Rugged(74)
“I get what I want,” Davis says simply. He knows if he told me, I’d find a way out of it. But now, there’s no time. Now public opinion’s against me even if I recut everything myself. Now I have no choice.
“This is my show. I produce, I don’t star,” I say, folding my arms. Davis doesn’t even blink.
“This is your show at my company. One day, if you move up to my level, you call the shots. Until then, if you want this to air, you’re going to be starring alongside Flint McKay. Got it?”
There are so many amazing curse words that are pirouetting across my tongue, doing pliés and arabesques. But I want to keep a roof over my head and food in my stomach, so I make them sashay on down to the back of my throat. Taking a deep breath, I say, “All right. I guess that doesn’t change the interviews we’ve got set up for Flint. All the promotions are still on.”
“They are,” he agrees. Then, “And of course, you’ll be joining him.
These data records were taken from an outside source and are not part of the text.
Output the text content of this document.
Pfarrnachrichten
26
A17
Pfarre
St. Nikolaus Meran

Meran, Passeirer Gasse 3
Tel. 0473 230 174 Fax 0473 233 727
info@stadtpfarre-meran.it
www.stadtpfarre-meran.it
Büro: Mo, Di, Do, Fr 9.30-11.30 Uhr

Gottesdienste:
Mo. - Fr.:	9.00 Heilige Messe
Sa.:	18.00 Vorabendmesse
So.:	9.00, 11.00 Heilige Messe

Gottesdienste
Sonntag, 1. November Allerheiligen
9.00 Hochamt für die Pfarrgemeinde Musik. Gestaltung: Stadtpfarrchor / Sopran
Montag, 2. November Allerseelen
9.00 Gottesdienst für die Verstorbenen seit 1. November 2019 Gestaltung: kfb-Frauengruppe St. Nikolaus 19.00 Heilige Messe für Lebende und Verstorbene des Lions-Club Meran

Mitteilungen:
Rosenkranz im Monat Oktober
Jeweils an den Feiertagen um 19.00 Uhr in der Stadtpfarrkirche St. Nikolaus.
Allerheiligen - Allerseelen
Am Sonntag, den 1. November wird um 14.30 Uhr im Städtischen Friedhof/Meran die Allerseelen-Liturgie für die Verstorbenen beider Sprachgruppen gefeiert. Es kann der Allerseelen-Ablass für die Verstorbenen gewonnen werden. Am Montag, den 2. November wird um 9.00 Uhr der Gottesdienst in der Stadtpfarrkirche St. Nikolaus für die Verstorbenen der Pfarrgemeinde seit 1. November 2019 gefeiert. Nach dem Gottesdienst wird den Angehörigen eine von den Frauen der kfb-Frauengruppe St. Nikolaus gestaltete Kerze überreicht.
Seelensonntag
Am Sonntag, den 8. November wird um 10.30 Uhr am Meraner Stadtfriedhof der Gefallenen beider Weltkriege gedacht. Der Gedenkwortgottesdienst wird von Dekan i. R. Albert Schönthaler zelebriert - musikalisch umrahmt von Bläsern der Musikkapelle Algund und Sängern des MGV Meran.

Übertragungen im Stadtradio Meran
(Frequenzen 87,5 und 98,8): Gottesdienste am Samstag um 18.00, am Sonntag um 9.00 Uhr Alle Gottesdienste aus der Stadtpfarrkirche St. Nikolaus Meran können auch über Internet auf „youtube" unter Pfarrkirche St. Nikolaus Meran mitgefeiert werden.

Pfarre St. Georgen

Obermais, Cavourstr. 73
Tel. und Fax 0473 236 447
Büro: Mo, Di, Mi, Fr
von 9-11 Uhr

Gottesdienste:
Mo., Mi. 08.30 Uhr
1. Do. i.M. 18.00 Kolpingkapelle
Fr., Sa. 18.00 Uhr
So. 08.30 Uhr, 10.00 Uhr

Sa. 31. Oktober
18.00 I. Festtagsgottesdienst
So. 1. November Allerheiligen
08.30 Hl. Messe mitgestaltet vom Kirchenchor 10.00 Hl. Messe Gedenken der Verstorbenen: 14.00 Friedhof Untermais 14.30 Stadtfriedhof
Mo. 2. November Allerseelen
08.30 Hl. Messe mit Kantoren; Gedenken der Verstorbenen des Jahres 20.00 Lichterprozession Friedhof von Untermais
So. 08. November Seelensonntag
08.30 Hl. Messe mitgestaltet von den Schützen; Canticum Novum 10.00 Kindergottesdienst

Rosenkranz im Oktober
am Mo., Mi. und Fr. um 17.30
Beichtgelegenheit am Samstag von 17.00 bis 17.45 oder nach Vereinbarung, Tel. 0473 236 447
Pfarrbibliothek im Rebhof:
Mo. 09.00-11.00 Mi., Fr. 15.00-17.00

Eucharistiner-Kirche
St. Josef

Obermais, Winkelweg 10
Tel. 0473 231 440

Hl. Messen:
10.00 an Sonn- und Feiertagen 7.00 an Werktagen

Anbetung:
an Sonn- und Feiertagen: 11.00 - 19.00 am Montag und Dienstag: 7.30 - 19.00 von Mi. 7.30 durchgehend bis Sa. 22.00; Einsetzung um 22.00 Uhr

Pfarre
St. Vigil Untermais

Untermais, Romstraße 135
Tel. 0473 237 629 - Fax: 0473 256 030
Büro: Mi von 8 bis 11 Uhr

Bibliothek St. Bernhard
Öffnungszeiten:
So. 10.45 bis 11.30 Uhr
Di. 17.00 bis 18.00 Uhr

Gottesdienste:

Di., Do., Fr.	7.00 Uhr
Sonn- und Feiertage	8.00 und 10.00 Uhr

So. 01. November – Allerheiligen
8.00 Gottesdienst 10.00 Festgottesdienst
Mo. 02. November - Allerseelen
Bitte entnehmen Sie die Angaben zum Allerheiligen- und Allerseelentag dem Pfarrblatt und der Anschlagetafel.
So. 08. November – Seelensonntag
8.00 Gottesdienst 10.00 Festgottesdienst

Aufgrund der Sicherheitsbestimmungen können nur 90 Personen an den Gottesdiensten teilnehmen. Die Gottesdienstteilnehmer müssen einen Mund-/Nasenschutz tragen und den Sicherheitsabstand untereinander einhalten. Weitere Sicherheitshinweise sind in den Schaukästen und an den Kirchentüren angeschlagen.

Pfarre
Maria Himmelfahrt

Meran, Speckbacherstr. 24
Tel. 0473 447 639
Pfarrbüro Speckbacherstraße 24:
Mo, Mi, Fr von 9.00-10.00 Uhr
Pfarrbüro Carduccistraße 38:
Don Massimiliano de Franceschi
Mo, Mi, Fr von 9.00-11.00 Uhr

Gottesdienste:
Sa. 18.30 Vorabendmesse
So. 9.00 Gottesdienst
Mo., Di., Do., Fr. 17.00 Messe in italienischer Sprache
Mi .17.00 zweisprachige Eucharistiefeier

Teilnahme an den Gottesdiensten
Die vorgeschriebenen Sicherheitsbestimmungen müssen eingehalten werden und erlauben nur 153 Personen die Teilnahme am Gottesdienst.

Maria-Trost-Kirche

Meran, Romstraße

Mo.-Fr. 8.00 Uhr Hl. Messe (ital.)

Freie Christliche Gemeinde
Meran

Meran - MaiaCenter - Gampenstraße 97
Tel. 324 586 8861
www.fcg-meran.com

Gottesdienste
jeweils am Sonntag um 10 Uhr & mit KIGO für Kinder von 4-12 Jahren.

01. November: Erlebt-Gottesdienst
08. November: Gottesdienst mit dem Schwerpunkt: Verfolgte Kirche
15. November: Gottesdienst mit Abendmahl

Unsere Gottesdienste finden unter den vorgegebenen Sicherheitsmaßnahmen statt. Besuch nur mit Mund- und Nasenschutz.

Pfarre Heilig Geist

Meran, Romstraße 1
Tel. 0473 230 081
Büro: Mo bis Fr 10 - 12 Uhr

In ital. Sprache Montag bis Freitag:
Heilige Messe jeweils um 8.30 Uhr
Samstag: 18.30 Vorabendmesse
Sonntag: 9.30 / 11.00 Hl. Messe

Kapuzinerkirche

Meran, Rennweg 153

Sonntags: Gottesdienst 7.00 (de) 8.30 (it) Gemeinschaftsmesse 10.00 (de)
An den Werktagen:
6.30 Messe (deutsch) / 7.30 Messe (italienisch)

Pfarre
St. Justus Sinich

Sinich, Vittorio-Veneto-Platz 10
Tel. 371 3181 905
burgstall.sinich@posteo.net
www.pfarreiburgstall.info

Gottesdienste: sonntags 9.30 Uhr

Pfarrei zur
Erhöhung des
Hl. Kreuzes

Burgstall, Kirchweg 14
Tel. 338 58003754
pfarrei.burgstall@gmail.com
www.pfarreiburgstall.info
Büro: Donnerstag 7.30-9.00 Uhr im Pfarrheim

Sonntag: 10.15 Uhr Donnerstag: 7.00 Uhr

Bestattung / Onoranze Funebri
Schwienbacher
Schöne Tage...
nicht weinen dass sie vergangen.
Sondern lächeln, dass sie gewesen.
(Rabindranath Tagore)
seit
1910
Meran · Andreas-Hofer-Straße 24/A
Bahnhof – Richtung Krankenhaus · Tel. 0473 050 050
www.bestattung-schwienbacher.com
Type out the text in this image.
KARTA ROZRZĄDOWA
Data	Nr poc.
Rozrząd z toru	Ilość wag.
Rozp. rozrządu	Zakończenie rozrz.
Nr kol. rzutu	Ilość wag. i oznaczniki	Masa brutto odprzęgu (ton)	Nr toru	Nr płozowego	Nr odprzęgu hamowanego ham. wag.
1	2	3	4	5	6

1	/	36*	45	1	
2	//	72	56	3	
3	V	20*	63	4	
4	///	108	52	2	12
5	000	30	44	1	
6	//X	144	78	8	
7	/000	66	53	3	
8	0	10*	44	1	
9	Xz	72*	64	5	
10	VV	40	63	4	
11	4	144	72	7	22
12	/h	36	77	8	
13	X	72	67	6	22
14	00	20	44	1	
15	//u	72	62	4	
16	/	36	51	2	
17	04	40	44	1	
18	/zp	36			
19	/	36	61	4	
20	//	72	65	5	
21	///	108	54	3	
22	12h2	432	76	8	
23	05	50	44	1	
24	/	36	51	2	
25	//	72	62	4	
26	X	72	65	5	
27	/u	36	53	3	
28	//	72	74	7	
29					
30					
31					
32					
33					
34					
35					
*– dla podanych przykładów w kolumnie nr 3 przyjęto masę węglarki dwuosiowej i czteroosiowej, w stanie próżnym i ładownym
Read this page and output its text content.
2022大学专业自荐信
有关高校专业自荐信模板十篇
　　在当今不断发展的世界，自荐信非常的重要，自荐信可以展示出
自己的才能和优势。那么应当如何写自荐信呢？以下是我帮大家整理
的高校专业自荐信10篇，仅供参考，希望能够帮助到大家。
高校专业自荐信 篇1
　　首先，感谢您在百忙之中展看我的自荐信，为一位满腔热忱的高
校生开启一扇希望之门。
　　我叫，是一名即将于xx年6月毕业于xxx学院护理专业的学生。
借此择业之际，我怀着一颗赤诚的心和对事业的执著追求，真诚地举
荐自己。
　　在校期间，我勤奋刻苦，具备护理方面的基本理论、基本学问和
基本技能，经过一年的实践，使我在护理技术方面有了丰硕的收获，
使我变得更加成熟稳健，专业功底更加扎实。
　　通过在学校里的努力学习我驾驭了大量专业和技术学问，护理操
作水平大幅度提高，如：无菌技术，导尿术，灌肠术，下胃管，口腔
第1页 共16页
It’s great publicity, if you think about it. Producer steps out from behind the camera and into the limelight. If you can keep that banter you have going with McKay, it’ll be even better.”
Okay, my brain is exploding. Everyone please duck under your desk and cover your neck, this is not a drill. “I can’t join him on the press junket!”
“You’ll learn fast. It’s one of the things I always admired about you,” Davis says. I think I read sincerity in his eyes. “You’re a fighter. Only the best are fighters. You have what it takes.”
Yeah, but I slept with the star, and now I spend half my time missing him and the other half wanting to strangle him. If I were a man and told him that, Davis would probably pour me a drink and promote me. Being female, I know I’m going to have to keep my mouth shut to avoid being outed as ‘unprofessional.’
“Do you understand what I want?” Davis says. The only other choice is to lose everything I’ve worked so hard to earn. But maybe it’d be worth it to save my sanity.
I take a long, deep, steadying breath.
“All right,” I say. It sounds like I croaked those words, but Davis doesn’t deserve my happy professional voice right now. “I just can’t believe you sprang it all on me like this. Sir.” The last word is tinged with a bit of acid. I think he likes that.
“Get in touch with Gretchen, Flint’s publicist. She’s going to have you very busy this next month.” And just like that, he walks away.
Amazing. It’s not just that I’m going to be jammed up against Flint this whole month. I’ll also soon be experiencing the pleasure of having our awkwardness aired on national TV, for all the world to enjoy.
There he is, standing in a cluster of people, shaking hands and talking. He finds my eyes across the room, a look of quiet desperation on his face. I shake my head slowly, letting him see the doom. We’re stuck together. Better bend over and grab your ankles, because Hollywood just brought the lube.
28
“Aren’t you a little young to be having these frown lines?” my makeup artist asks, pursing her lips. Her name’s Leigh, and she works for Good Day Cali, a morning show with the brightest and most chipper host known to man. I’m pretty sure the host, Kandy Kristi, would’ve smiled while talking about the Hindenburg disaster. ‘And look at that! So many lives lost in that fiery inferno! Oh my gosh, the humanity!’ Twinkle.
“I like to think I’ve earned these lines,” I say, frowning some more as Leigh tsks and moves toward me with more foundation. She’s sassy but fierce, with platinum blond hair and on-point eyeliner, and she is not having my attitude this morning.
“You’re nervous,” she says, and nods. “It’s your first time. Makes sense.”
“I’m not nervous,” I say, mostly to convince myself. See that, self? You’re not nervous. No way you should try popping a few Xanax before you go out there. No way. I couldn’t even get the doctor’s prescription.
Flint’s sitting in the chair next to me, that little paper bib clipped just under his chin to protect his clothes. He looks suspiciously at the lip gloss, but for the most part he’s being a good soldier. His makeup girl, a cute redhead, keeps blushing and giggling and quivering whenever he looks at her. I know how that feels, hon.
“You don’t have to be nervous,” Flint tells me as Leigh moves in with some kind of cream to fight the apparently enormous bags under my eyes. “I can do most of the talking.”
“Can you believe we’re in a position where you’re saying that to me?” I ask him. At least, as well as I can ask, what with Leigh smearing something on my lips. “What happened to that scared, rugged man ready to fling himself off a cliff before the cameras started rolling?”
“I guess I got used to it.” He frowns as the makeup girl artfully messes up his hair, but he doesn’t fight it. “I’ve always been good at adapting.”
That’s true. Flint usually keeps a cool head. Even now, when he’s talking to the woman he cruelly pretended to have actual feelings for, he’s chatting easily. The awkwardness of our first day back together is mostly gone—mostly. Sometimes Flint and I still don’t know what to do about eye contact, or we get into a throat clearing game of ‘please don’t make me say something, oh look, a squirrel.’ But Flint McKay now seems more at home in the glitz and glam of show business than I do. Funny, that.